1. Understand the Given Information:
- The period of the tangent function is [tex]\( 6\pi \)[/tex].
2. Relationship Between Period and Frequency:
- The period ([tex]\(T\)[/tex]) and frequency ([tex]\(f\)[/tex]) are related by the formula:
[tex]\[
f = \frac{1}{T}
\][/tex]
Here, [tex]\(T\)[/tex] is the period of the function.

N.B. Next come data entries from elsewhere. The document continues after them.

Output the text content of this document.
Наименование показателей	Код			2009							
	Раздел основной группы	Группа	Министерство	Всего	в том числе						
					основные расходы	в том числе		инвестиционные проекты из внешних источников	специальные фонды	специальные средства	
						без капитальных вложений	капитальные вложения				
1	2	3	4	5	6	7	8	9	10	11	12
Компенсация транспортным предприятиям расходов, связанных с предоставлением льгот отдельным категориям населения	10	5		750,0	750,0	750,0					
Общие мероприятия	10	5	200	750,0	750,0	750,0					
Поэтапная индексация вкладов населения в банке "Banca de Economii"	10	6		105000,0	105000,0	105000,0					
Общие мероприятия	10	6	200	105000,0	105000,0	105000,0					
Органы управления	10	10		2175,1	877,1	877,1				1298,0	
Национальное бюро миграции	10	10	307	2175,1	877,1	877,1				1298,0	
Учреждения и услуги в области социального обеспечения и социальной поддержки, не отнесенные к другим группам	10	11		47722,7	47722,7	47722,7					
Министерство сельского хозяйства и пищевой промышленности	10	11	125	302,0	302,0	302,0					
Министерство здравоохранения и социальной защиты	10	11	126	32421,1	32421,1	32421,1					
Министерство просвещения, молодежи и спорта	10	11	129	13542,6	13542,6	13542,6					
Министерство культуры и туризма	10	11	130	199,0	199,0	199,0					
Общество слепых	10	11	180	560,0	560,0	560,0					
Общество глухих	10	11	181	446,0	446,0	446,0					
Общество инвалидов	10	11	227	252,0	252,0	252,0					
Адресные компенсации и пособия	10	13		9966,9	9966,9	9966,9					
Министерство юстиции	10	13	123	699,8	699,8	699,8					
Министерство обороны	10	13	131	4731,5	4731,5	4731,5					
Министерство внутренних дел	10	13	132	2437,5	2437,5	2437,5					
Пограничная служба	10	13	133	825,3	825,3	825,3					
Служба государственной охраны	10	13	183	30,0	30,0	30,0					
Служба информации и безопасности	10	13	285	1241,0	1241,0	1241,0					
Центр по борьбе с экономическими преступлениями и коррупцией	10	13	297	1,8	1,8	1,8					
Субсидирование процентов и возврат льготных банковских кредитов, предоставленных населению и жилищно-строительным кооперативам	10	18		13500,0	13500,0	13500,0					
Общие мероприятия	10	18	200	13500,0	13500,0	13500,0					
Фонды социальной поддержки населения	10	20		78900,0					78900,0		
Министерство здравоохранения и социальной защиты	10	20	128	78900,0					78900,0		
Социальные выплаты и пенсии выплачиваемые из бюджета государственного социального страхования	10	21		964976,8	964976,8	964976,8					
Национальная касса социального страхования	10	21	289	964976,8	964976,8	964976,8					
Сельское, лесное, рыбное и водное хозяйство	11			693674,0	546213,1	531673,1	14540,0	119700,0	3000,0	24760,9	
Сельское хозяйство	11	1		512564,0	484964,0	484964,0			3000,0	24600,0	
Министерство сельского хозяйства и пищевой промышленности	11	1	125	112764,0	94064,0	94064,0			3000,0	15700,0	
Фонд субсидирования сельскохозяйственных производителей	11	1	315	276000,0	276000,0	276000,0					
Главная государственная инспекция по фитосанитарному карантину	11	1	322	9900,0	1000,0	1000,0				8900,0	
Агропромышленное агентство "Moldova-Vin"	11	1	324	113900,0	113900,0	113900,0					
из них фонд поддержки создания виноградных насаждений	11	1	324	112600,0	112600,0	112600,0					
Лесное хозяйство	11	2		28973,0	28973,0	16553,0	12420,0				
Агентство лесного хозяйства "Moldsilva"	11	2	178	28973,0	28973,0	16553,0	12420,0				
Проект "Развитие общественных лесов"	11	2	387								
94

3. Substitute the Given Period into the Formula:
- Given [tex]\( T = 6\pi \)[/tex], we substitute this into the formula to find the frequency:
[tex]\[
f = \frac{1}{6\pi}
\][/tex]
4. Simplify the Fraction:
- Simplifying [tex]\(\frac{1}{6\pi}\)[/tex] gives us approximately:
[tex]\[
f \approx 0.05305164769729845
\][/tex]
Therefore, the frequency of a tangent function whose period is [tex]\( 6\pi \)[/tex] is [tex]\( \frac{1}{6\pi} \)[/tex], which is approximately [tex]\( 0.053 \)[/tex].
However, the provided answer choices do not include an option of approximately [tex]\(0.053\)[/tex]. Therefore, the correct choice among the provided options is:
[tex]\[
\boxed{\frac{1}{6}}
\][/tex]
This aligns with the characteristic that [tex]\(\frac{1}{6\pi}\)[/tex] is a specific numerical frequency derived from the given period of [tex]\(6\pi\)[/tex].